To: GROUND ZERO™ who wrote (91668)11/28/2009 7:06:10 AM
From: fred woodall1 Recommendation  Read Replies (1) | Respond to of 94695
 
Barron's(11/30) DC Current: More Nasty Bank Surprises
--------------------------------------------------------------------------------
Sat Nov 28 00:09:53 2009 EST

(From BARRON'S)
By Jim McTague

There's growing evidence that the case for buying financial stocks is larded
with "bulloney." Recent indications are that bank regulators from the Treasury
to the Federal Reserve to the Federal Deposit Insurance Corporation and on to
the state level remain in the dark about the quality of bank-loan portfolios --
especially at small to midsize institutions. An estimated 21 publicly traded
banks that have received TARP injections are on the ropes, according to
published reports. The number likely will grow, leading to some nasty surprises
for investors.

Because of the political antipathy toward Wall Street, the consensus is that
any Congressional financial regulatory reform bill will be punitive in the
extreme and consequently inhibit the growth and profitability of the sector for
years to come. This hardly is a buy signal.

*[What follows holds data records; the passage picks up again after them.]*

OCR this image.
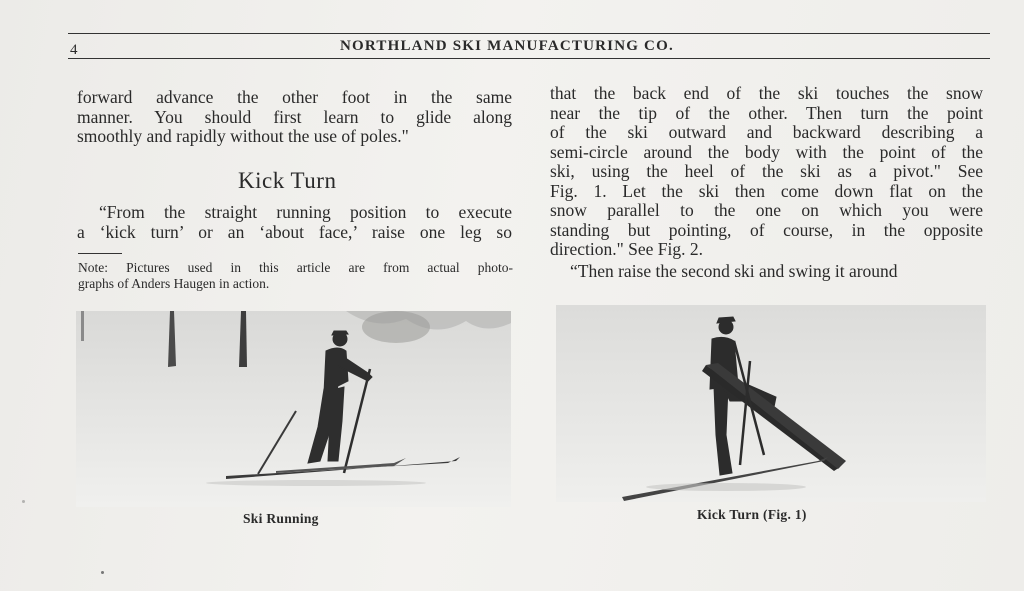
4	NORTHLAND SKI MANUFACTURING CO.

forward advance the other foot in the same

manner. You should first learn to glide along

smoothly and rapidly without the use of poles."

Kick Turn

“From the straight running position to execute

a ‘kick turn’ or an ‘about face,’ raise one leg so

Note: Pictures used in this article are from actual photo-
graphs of Anders Haugen in action.

that the back end of the ski touches the snow

near the tip of the other. Then turn the point

of the ski outward and backward describing a

semi-circle around the body with the point of the

ski, using the heel of the ski as a pivot." See

Fig. 1. Let the ski then come down flat on the

snow parallel to the one on which you were

standing but pointing, of course, in the opposite

direction." See Fig. 2.

“Then raise the second ski and swing it around

Ski Running	Kick Turn (Fig. 1)
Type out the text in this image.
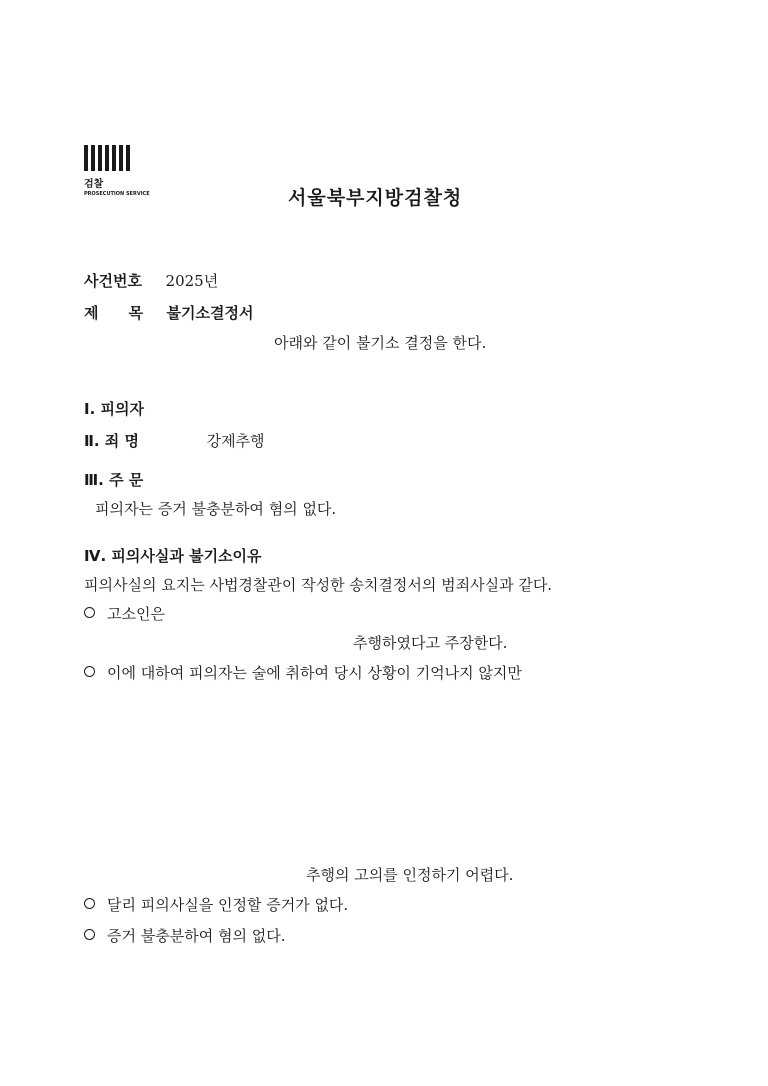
검찰
PROSECUTION SERVICE	서울북부지방검찰청
사건번호 2025년
제　　목 불기소결정서
아래와 같이 불기소 결정을 한다.
Ⅰ. 피의자
Ⅱ. 죄 명	강제추행
Ⅲ. 주 문
피의자는 증거 불충분하여 혐의 없다.
Ⅳ. 피의사실과 불기소이유
피의사실의 요지는 사법경찰관이 작성한 송치결정서의 범죄사실과 같다.
고소인은
추행하였다고 주장한다.
이에 대하여 피의자는 술에 취하여 당시 상황이 기억나지 않지만
추행의 고의를 인정하기 어렵다.
달리 피의사실을 인정할 증거가 없다.
증거 불충분하여 혐의 없다.
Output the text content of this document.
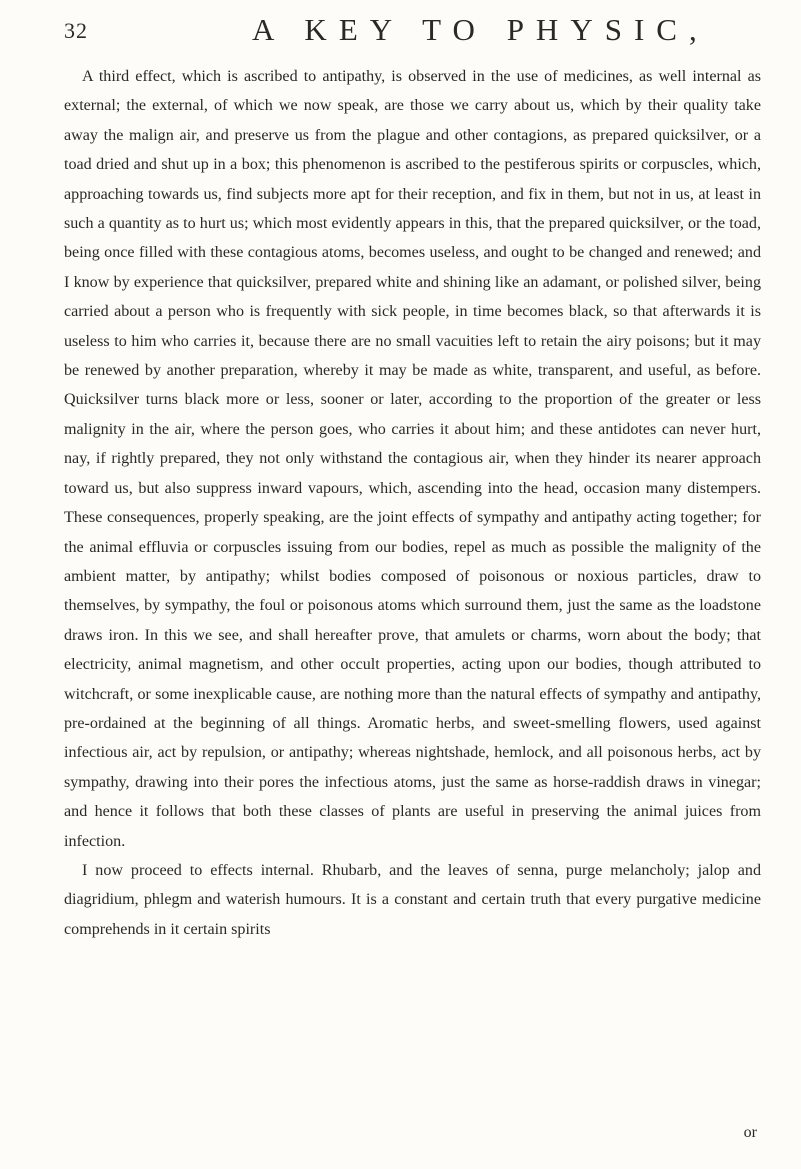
32	A KEY TO PHYSIC,

A third effect, which is ascribed to antipathy, is observed in the use of medicines, as well internal as external; the external, of which we now speak, are those we carry about us, which by their quality take away the malign air, and preserve us from the plague and other contagions, as prepared quicksilver, or a toad dried and shut up in a box; this phenomenon is ascribed to the pestiferous spirits or corpuscles, which, approaching towards us, find subjects more apt for their reception, and fix in them, but not in us, at least in such a quantity as to hurt us; which most evidently appears in this, that the prepared quicksilver, or the toad, being once filled with these contagious atoms, becomes useless, and ought to be changed and renewed; and I know by experience that quicksilver, prepared white and shining like an adamant, or polished silver, being carried about a person who is frequently with sick people, in time becomes black, so that afterwards it is useless to him who carries it, because there are no small vacuities left to retain the airy poisons; but it may be renewed by another preparation, whereby it may be made as white, transparent, and useful, as before. Quicksilver turns black more or less, sooner or later, according to the proportion of the greater or less malignity in the air, where the person goes, who carries it about him; and these antidotes can never hurt, nay, if rightly prepared, they not only withstand the contagious air, when they hinder its nearer approach toward us, but also suppress inward vapours, which, ascending into the head, occasion many distempers. These consequences, properly speaking, are the joint effects of sympathy and antipathy acting together; for the animal effluvia or corpuscles issuing from our bodies, repel as much as possible the malignity of the ambient matter, by antipathy; whilst bodies composed of poisonous or noxious particles, draw to themselves, by sympathy, the foul or poisonous atoms which surround them, just the same as the loadstone draws iron. In this we see, and shall hereafter prove, that amulets or charms, worn about the body; that electricity, animal magnetism, and other occult properties, acting upon our bodies, though attributed to witchcraft, or some inexplicable cause, are nothing more than the natural effects of sympathy and antipathy, pre-ordained at the beginning of all things. Aromatic herbs, and sweet-smelling flowers, used against infectious air, act by repulsion, or antipathy; whereas nightshade, hemlock, and all poisonous herbs, act by sympathy, drawing into their pores the infectious atoms, just the same as horse-raddish draws in vinegar; and hence it follows that both these classes of plants are useful in preserving the animal juices from infection.

I now proceed to effects internal. Rhubarb, and the leaves of senna, purge melancholy; jalop and diagridium, phlegm and waterish humours. It is a constant and certain truth that every purgative medicine comprehends in it certain spirits

or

The latest and perhaps most startling evidence of endemic regulatory weakness
is the failure this month of two banks and the bankruptcy of CIT, all
recipients of TARP funds from Treasury after they were deemed earlier in the
year by "expert" regulators to be safe and sound. CIT received $2.3 billion in
taxpayers-financed TARP funds; UCBH Holdings, parent of San Francisco's United
Commerce Bank, received $299 million; and Pacific Coast National Bank, a San
Clemente, Calif., lender, received $4.1 million. All were publicly traded.

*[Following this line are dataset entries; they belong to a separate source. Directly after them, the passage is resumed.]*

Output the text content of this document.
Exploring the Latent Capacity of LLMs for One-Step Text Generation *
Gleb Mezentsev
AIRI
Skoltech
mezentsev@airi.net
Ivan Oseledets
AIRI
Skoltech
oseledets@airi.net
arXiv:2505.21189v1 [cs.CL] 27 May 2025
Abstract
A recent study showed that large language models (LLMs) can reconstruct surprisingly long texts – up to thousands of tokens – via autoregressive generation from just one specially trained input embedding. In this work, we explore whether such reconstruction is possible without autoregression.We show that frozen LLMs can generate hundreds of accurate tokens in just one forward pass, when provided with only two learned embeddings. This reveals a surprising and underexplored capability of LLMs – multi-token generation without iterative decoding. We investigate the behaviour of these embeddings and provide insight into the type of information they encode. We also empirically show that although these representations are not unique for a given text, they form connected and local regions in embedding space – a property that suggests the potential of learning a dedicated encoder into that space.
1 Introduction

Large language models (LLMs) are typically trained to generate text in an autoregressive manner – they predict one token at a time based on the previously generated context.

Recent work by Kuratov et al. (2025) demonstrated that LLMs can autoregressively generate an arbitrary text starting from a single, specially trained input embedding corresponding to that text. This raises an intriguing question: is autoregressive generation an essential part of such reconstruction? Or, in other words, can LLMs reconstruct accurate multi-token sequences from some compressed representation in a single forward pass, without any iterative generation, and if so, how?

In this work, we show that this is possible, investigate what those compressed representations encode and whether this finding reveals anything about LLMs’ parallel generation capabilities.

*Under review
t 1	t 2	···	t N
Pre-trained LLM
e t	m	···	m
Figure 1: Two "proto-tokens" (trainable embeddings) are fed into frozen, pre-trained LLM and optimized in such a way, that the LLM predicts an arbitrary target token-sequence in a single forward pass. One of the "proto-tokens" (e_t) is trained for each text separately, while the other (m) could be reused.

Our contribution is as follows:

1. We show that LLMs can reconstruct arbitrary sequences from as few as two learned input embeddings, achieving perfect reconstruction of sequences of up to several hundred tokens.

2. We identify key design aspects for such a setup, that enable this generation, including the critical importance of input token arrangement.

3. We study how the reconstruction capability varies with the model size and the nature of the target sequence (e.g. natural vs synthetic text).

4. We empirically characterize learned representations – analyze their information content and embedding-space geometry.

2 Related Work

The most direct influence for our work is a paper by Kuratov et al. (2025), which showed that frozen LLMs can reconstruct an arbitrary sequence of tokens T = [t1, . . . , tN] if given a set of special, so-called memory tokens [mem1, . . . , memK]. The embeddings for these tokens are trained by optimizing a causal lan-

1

The aforementioned 21 wobbly publicly traded companies that have received
TARP money had zero or negative net income. They've suspended dividend payments
to the Treasury. Regulators vetted all of these institutions, using the
"CAMELS" rating system. CAMELS stands for "Capital, Asset quality, Management,
Earnings, Liquidity, and Sensitivity (which measures interest-rate risk,
exchange-rate risk, and other market risk). Each bank's CAMELS score is secret.
Banks with the lowest scores were excluded from TARP. Those with the highest
scores were fast-tracked. Banks with average CAMELS scores received the most
extensive vetting. They were recommended by their primary regulators for review
by a panel of experts from the FDIC, the Fed and the Office of the Comptroller
of the Currency. The panel then forwarded the case file on to the Treasury.

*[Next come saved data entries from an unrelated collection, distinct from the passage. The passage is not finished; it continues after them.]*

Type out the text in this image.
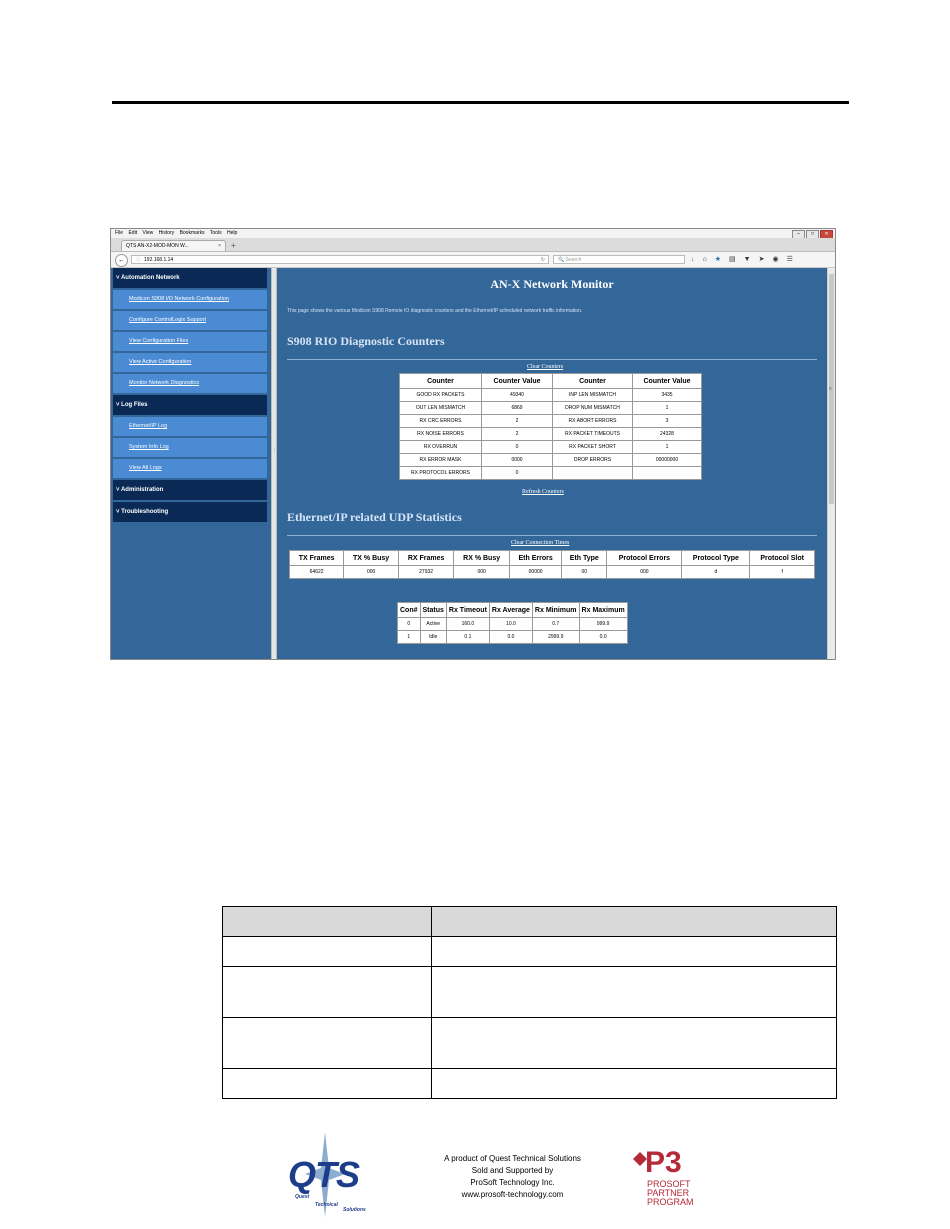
File Edit View History Bookmarks Tools Help	–	□	✕
QTS AN-X2-MOD-MON W...	× +
←	ⓘ 192.168.1.14	↻	🔍 Search	↓ ⌂ ★ ▤ ▼ ➤ ◉ ☰
˅ Automation Network
Modicon S908 I/O Network Configuration
Configure ControlLogix Support
View Configuration Files
View Active Configuration
Monitor Network Diagnostics
˅ Log Files
Ethernet/IP Log
System Info Log
View All Logs
˅ Administration
˅ Troubleshooting
⋮
AN-X Network Monitor
This page shows the various Modicon S908 Remote IO diagnostic counters and the Ethernet/IP scheduled network traffic information.
S908 RIO Diagnostic Counters
Clear Counters
Counter	Counter Value	Counter	Counter Value
GOOD RX PACKETS	49340	INP LEN MISMATCH	3435
OUT LEN MISMATCH	6869	DROP NUM MISMATCH	1
RX CRC ERRORS	2	RX ABORT ERRORS	3
RX NOISE ERRORS	2	RX PACKET TIMEOUTS	24328
RX OVERRUN	0	RX PACKET SHORT	1
RX ERROR MASK	0000	DROP ERRORS	00000000
RX PROTOCOL ERRORS	0		
Refresh Counters
Ethernet/IP related UDP Statistics
Clear Connection Times
TX Frames	TX % Busy	RX Frames	RX % Busy	Eth Errors	Eth Type	Protocol Errors	Protocol Type	Protocol Slot
64622	000	27932	000	00000	00	000	d	f
Con#	Status	Rx Timeout	Rx Average	Rx Minimum	Rx Maximum
0	Active	160.0	10.0	0.7	999.9
1	Idle	0.1	0.0	2999.9	0.0
≡

QTS
Quest
Technical
Solutions
A product of Quest Technical Solutions
Sold and Supported by
ProSoft Technology Inc.
www.prosoft-technology.com
P3
PROSOFT
PARTNER
PROGRAM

Some of the TARP awards seem outlandish. Linus Wilson, an assistant professor
of finance at the University of Louisiana, points out that CIT Group's
preferred stock was yielding an astronomical 20% before it received a TARP
investment intended for healthy banks. The regulators demanded dividends on the
TARP money of just 5%. Wilson says that regulators should have been able to
determine in five minutes that this return was far too low to compensate
taxpayers for the risk.

No surprise then that regulators recently determined that $5.1 billion in
TARP funds are not in healthy banks but rather in banks that have failed or,
may soon fail.

As for legislation, be assured it will toughen oversight, increase capital
requirements and enhance consumer protection. Profits will shrink. The universe
of financial institutions will contract. Here's hoping that you are better than
regulators at picking winners from losers.



To: GROUND ZERO™ who wrote (91668)11/28/2009 7:20:09 AM
From: fred woodall1 Recommendation  Read Replies (1) | Respond to of 94695
 
I’m willing to pay to play in the fin. sector.

Very good chance we will see GS and the puppet machine masters go on a cheer leading binge next week. They will invent new fashionable buzz words since green shoots, new economy, long term investor, etc. have worn out their welcome. CNBC will be repeating the word, “recovery” so many times every hour one would think they are being paid to do so.

Or we could just continue to grind upward with watered down estimates, delusional forecasting, raping our currency along with plenty of holiday fluff as the consumer is back with their credit cards buying low quality crap from China.

Those interested in entertainment television, Dec. 3rd as Twiddle Dee Beranke is scheduled to don his martyr’s mask and listen stoically as a pack of senators hold an obligatory hearing to decide on his fitness for a second term as Fed chairman. Americans should be taking notes.